Scorpion in the Bed, The Narcissist in Couples and Couples Therapy guides essential adjustments in therapy to deal w/ the narcissism of one partner in a couple. Otherwise effective couple therapy interventions fail if narcissism is missed, since narcissism affects all aspects of relationship functioning: intimacy, communication, reciprocality/mutuality, equity negotiation, boundaries, roles, & so forth. Intimacy & connection as expressed goals do not supersede the narcissist's compulsive needs for grandiosity, omnipotence, self-righteousness, & entitlement. Understanding narcissistic disruption & attacks- scorpion stings difficult to manage in individual therapy, direct dealing w/ couple therapy complexity including the partner who has endured narcissistic stings.
Origins & characteristics of narcissistic personality disorder guide couple therapy similar to, but often highly distinctive from individual therapy. Beyond the therapist & narcissist dynamics, are 3 additional dynamics crucial to couple therapy: therapist & non-narcissistic partner, narcissist & non-narcissist partner, and therapist & couple. More passive or egalitarian therapies are shown to be counter-indicated because they often do not deal w/ grandiosity, self-righteousness, & resultant entitlement to strike out at others. Conceptual foundation & strategic approaches require the therapist to take a powerful, assertive, & authoritative role & stance to confront & successfully address individual narcissism & its effect in the couple.

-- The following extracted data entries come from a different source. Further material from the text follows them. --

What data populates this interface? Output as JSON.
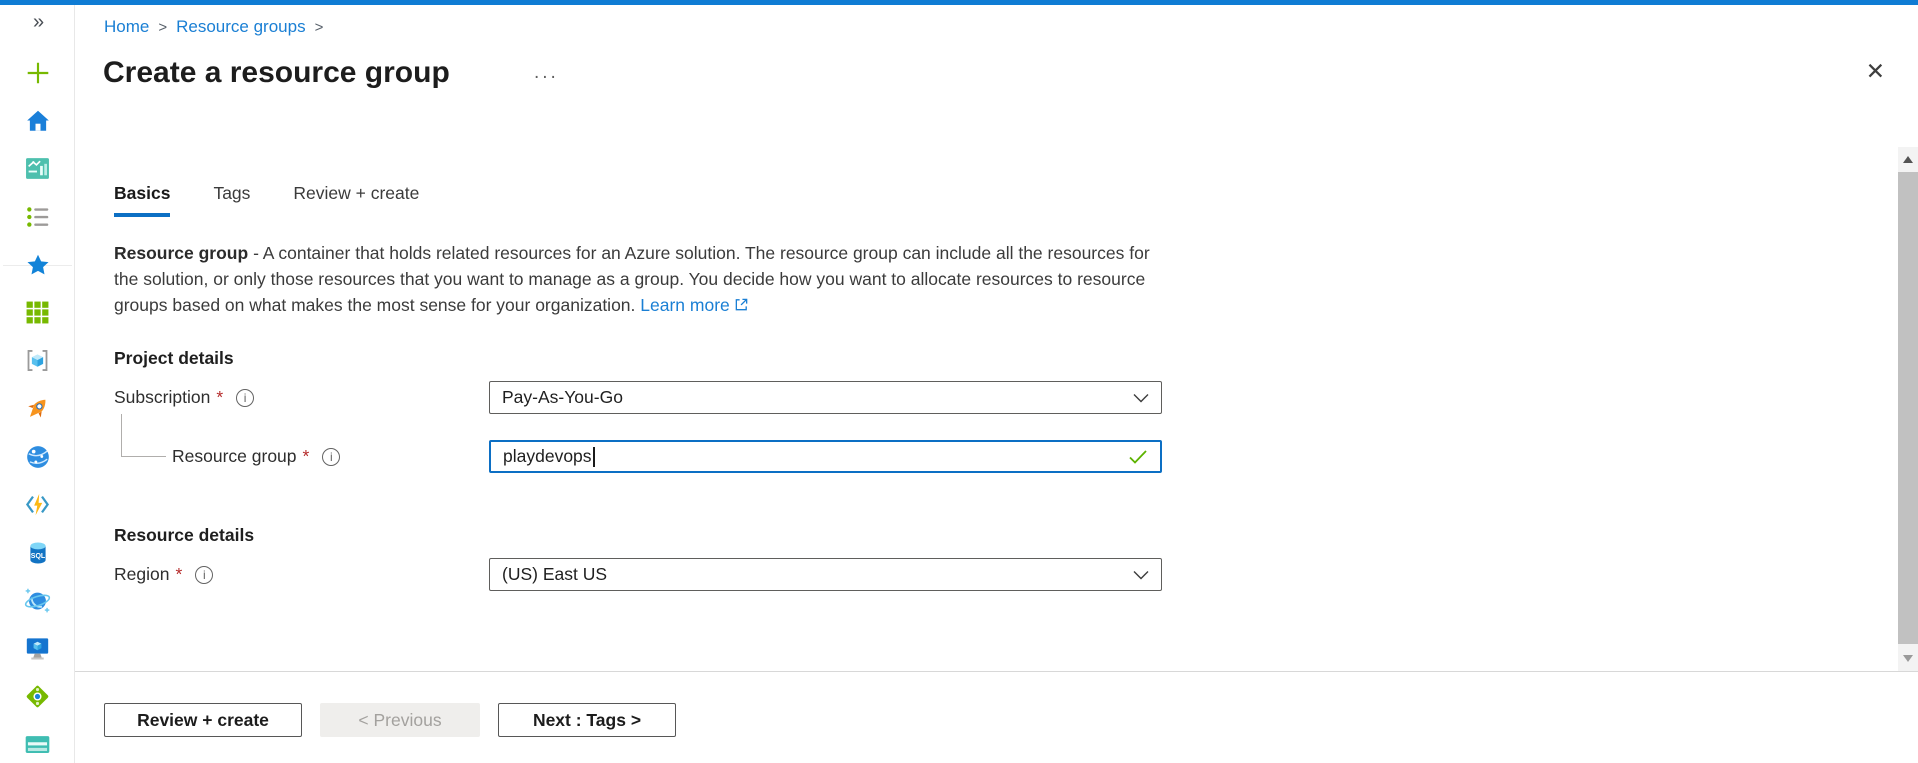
{
  "colors": {
    "accent_blue": "#0f7cd4",
    "link_blue": "#1a7fd4",
    "valid_green": "#5db300",
    "required_red": "#b52b2b"
  },
  "glyphs": {
    "expand": "»",
    "more_options": "...",
    "close": "✕",
    "info": "i",
    "breadcrumb_separator": ">"
  },
  "sidebar": {
    "icons": [
      "plus-icon",
      "home-icon",
      "dashboard-icon",
      "all-services-icon",
      "favorites-star-icon",
      "all-resources-grid-icon",
      "resource-groups-icon",
      "rocket-icon",
      "app-services-globe-icon",
      "function-app-icon",
      "sql-database-icon",
      "cosmos-db-icon",
      "virtual-machine-icon",
      "load-balancer-icon",
      "storage-account-icon"
    ]
  },
  "breadcrumb": {
    "home": "Home",
    "resource_groups": "Resource groups"
  },
  "page": {
    "title": "Create a resource group"
  },
  "tabs": {
    "basics": "Basics",
    "tags": "Tags",
    "review_create": "Review + create"
  },
  "description": {
    "lead": "Resource group",
    "body": " - A container that holds related resources for an Azure solution. The resource group can include all the resources for the solution, or only those resources that you want to manage as a group. You decide how you want to allocate resources to resource groups based on what makes the most sense for your organization. ",
    "link_label": "Learn more"
  },
  "form": {
    "required_mark": "*",
    "project_details_heading": "Project details",
    "subscription": {
      "label": "Subscription",
      "value": "Pay-As-You-Go"
    },
    "resource_group": {
      "label": "Resource group",
      "value": "playdevops"
    },
    "resource_details_heading": "Resource details",
    "region": {
      "label": "Region",
      "value": "(US) East US"
    }
  },
  "footer": {
    "review_create": "Review + create",
    "previous": "< Previous",
    "next": "Next : Tags >"
  }
}
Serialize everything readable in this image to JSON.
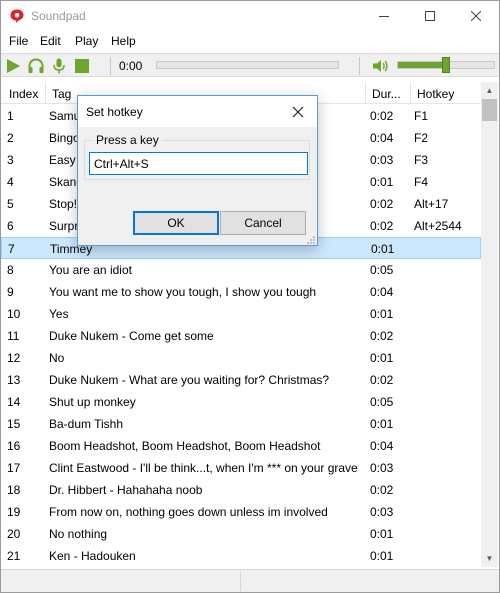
{
  "window": {
    "title": "Soundpad"
  },
  "menu": [
    {
      "label": "File"
    },
    {
      "label": "Edit"
    },
    {
      "label": "Play"
    },
    {
      "label": "Help"
    }
  ],
  "toolbar": {
    "time": "0:00",
    "volume_level": 0.5
  },
  "columns": {
    "index": "Index",
    "tag": "Tag",
    "duration": "Dur...",
    "hotkey": "Hotkey"
  },
  "rows": [
    {
      "index": "1",
      "tag": "Samu",
      "duration": "0:02",
      "hotkey": "F1"
    },
    {
      "index": "2",
      "tag": "Bingo",
      "duration": "0:04",
      "hotkey": "F2"
    },
    {
      "index": "3",
      "tag": "Easy p",
      "duration": "0:03",
      "hotkey": "F3"
    },
    {
      "index": "4",
      "tag": "Skand",
      "duration": "0:01",
      "hotkey": "F4"
    },
    {
      "index": "5",
      "tag": "Stop!",
      "duration": "0:02",
      "hotkey": "Alt+17"
    },
    {
      "index": "6",
      "tag": "Surpr",
      "duration": "0:02",
      "hotkey": "Alt+2544"
    },
    {
      "index": "7",
      "tag": "Timmey",
      "duration": "0:01",
      "hotkey": "",
      "selected": true
    },
    {
      "index": "8",
      "tag": "You are an idiot",
      "duration": "0:05",
      "hotkey": ""
    },
    {
      "index": "9",
      "tag": "You want me to show you tough, I show you tough",
      "duration": "0:04",
      "hotkey": ""
    },
    {
      "index": "10",
      "tag": "Yes",
      "duration": "0:01",
      "hotkey": ""
    },
    {
      "index": "11",
      "tag": "Duke Nukem - Come get some",
      "duration": "0:02",
      "hotkey": ""
    },
    {
      "index": "12",
      "tag": "No",
      "duration": "0:01",
      "hotkey": ""
    },
    {
      "index": "13",
      "tag": "Duke Nukem - What are you waiting for? Christmas?",
      "duration": "0:02",
      "hotkey": ""
    },
    {
      "index": "14",
      "tag": "Shut up monkey",
      "duration": "0:05",
      "hotkey": ""
    },
    {
      "index": "15",
      "tag": "Ba-dum Tishh",
      "duration": "0:01",
      "hotkey": ""
    },
    {
      "index": "16",
      "tag": "Boom Headshot, Boom Headshot, Boom Headshot",
      "duration": "0:04",
      "hotkey": ""
    },
    {
      "index": "17",
      "tag": "Clint Eastwood - I'll be think...t, when I'm *** on your grave",
      "duration": "0:03",
      "hotkey": ""
    },
    {
      "index": "18",
      "tag": "Dr. Hibbert - Hahahaha noob",
      "duration": "0:02",
      "hotkey": ""
    },
    {
      "index": "19",
      "tag": "From now on, nothing goes down unless im involved",
      "duration": "0:03",
      "hotkey": ""
    },
    {
      "index": "20",
      "tag": "No nothing",
      "duration": "0:01",
      "hotkey": ""
    },
    {
      "index": "21",
      "tag": "Ken - Hadouken",
      "duration": "0:01",
      "hotkey": ""
    }
  ],
  "dialog": {
    "title": "Set hotkey",
    "group_label": "Press a key",
    "input_value": "Ctrl+Alt+S",
    "ok_label": "OK",
    "cancel_label": "Cancel"
  },
  "colors": {
    "accent_green": "#6ea42f",
    "selection": "#cce8ff",
    "focus_blue": "#0078d7"
  }
}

The therapist will learn interventions based on anxious partner scrutiny of the therapist to see if he or she will be similarly manipulated & abused. Therapist failure to successfully manage narcissistic assaults destroys the partner's hope for successful therapy & an improved relationship. The strong counter-transference of disliking the narcissist improves accurate assessment of narcissism & gives direction for effective treatment. The therapist must own & manage his or her need to be liked & respected, including any overt or latent personal narcissism. The therapist will learn how & why the narcissist instinctively & overtly attacks such issues in the therapist. A third-observer strategy to deal w/ narcissistic dismissal & omnipotence is presented for empowering both partner & therapist feedback. Without this key strategy, the therapist remains disempowered & dismissed by the narcissist to offer any interventions not to his or her liking.
The therapist is directed to recognize that couple therapy may be the one & only opportunity to salvage the relationship. Despite recommendations to refer the narcissist to individual therapy to deal first w/ the personality disorder, the couple's viability may not tolerate any delay in treatment. Couple therapy is conceptualized as the best opportunity to force the individual teetering on the precipice of relationship dissolution to face his/her narcissism, including specifically his/her grandiosity. The book also describes the several types of & rationales for partners, specific personalities, & personality disorders who couple w/ narcissists. Included is a type of partner w/ non-pathological but defining family-of-origin experiences, who is also most likely to eventually transcend the partnership w/ a narcissist. The therapist is guided how to simultaneously manage these various partner styles along w/ the narcissistic personality for effective couple therapy.